Ora, é evidente que, com essas manifestações,
as relações entre a CEPA e a FEB se tornaram muito delicadas.
Nesse ponto, já diversas instituições espíritas
estavam aderindo formalmente à CEPA e aqui se realizaria o Congresso
de 2.000, em Porto Alegre, onde tive a honra de ser eleito presidente.
Com alguns meses de antecedência, o presidente da Comissão
Organizadora do Congresso, Salomão Jacob Benchaya, enviou atenciosa
carta ao presidente da FEB convidando-o para aquele conclave, que teria
como tema central "Deve o Espiritismo Atualizar-se?". Seu
presidente de então, Juvanir Borges de Sousa, respondeu a carta,
agradecendo o convite, mas dizendo que a FEB não compareceria
a um congresso que pretendia atualizar o Espiritismo, tarefa para a
qual só teriam legitimidade, no entendimento da FEB, os "Espíritos
Superiores". Na mesma oportunidade, a Federação Espírita
do Rio Grande do Sul, também convidada, reagiu ao convite com
uma circular ao movimento espírita do Rio Grande do Sul recomendando
que não comparecessem ao congresso.
Cynthya – Vê-se,
então, que, pelo menos dois pontos ficam bem claros relativamente
a divergências doutrinárias entre a FEB, e com ela o movimento
espírita evangelico do Brasil, e a CEPA: 1º, a CEPA não
considera o Espiritismo uma religião, diferentemente da FEB para
quem o Espiritismo tem fundamentalmente um caráter religioso;
2º, a idéia da atualização, defendida pela
CEPA em seus últimos eventos (Porto Alegre e São Paulo),
também é rejeitado pela FEB . É isso?
Milton – Ocorre que para nós,
da CEPA, não parece que essas questões sejam tão
fundamentais assim que não possam ser objeto de discussão
e muito menos que justifiquem a divisão dos espíritas.
Veja bem, na questão de religião, Kardec foi muito claro
ao explicitar que "o verdadeiro caráter do Espiritismo é
de uma ciência e não de uma religião". No seu
famoso Discurso de Abertura, pronunciado no dia 1º de novembro
de 1868, na Sociedade Parisiense de Estudos Espíritas, Kardec
admitiu que o "o Espiritismo é uma religião no sentido
filosófico", para, adiante, fazer ele próprio a seguinte
indagação: "Por que, então, afirmamos que
o Espiritismo não é uma religião?". Seguem-se,
então, argumentos muito fortes, mediante os quais Kardec enfatiza
que não convém que o Espiritismo se declare uma religião.
Discorre longamente sobre o que o povo entende por religião,
que não consegue dissociar de cultos, de sacerdócio organizado,
de sistemas fechados de crença, coisas que o Espiritismo não
tem e não é.

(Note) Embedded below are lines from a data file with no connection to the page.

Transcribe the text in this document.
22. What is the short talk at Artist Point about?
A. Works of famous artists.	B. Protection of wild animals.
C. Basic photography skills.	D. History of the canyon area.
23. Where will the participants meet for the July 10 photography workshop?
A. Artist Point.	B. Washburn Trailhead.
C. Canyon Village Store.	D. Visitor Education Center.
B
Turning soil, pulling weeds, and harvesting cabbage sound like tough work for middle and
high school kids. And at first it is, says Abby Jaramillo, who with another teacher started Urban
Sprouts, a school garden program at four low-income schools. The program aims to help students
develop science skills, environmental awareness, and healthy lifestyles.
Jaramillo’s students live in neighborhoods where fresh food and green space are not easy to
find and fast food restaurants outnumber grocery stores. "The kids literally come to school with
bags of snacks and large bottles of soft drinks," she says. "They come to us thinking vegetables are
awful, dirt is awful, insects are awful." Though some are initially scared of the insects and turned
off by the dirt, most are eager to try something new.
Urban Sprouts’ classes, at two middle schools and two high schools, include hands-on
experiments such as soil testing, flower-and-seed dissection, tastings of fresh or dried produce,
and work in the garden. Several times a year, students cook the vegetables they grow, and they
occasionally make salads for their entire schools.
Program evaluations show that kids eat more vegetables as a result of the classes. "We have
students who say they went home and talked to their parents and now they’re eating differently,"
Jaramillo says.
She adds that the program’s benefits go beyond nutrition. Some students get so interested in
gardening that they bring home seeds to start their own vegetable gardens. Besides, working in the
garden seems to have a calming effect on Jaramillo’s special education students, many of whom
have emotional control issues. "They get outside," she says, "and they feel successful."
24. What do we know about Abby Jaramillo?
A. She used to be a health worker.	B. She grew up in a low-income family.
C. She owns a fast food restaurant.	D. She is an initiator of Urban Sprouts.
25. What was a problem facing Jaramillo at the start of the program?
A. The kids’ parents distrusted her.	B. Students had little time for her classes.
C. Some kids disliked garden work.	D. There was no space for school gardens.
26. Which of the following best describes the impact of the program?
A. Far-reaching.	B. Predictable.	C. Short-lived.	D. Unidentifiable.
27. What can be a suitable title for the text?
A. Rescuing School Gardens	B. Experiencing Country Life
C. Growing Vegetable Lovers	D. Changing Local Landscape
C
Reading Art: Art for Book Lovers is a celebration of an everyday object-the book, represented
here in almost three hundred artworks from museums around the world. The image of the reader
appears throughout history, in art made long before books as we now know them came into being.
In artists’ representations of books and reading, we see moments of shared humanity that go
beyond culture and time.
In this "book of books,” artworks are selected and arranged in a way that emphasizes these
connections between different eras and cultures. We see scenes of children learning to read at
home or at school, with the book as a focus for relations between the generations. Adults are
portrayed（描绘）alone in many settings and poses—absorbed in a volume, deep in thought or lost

Então, por uma questão de estratégia,
e por fidelidade ao seu objeto de estudo, que se afasta do mundo fechado
do fideísmo, para se inserir no campo aberto da ciência,
da filosofia e da ética, Kardec recomendou que não tratássemos
do Espiritismo como uma religião. Ele próprio, quando
o Padre Chesnel qualificou o espiritismo como uma nova religião,
protestou veemententemente dizendo ao abade que era ele, o padre, quem
estava jogando o espiritismo num novo caminho, que sequer fora pensado
antes pelo espiritismo.
Diante de tudo isso, a CEPA tem essa posição
histórica, que é genuinamente kardecista, o que não
afasta o espiritismo da moral de Jesus, reconhecido como modelo e guia
da humanidade. Mesmo assim, temos um respeito muito grande por pensadores
espíritas, especialmente brasileiros, que consideram o espiritismo
uma religião, mas que têm de religião um conceito
filosófico, não sectário, que não diviniza
Jesus e nem o coloca na posição de mito, meio deus e meio
homem, como o fazem os roustainguistas. Esse conceito superior de religião
é bem compreendido pela CEPA, mesmo que defenda o caráter
laico do pensamento espírita, que consideramos espiritualista
e não religioso. Mas, esses são detalhes conceituais,
semânticos, que não chegam a ser fundamentais, embora institucionais.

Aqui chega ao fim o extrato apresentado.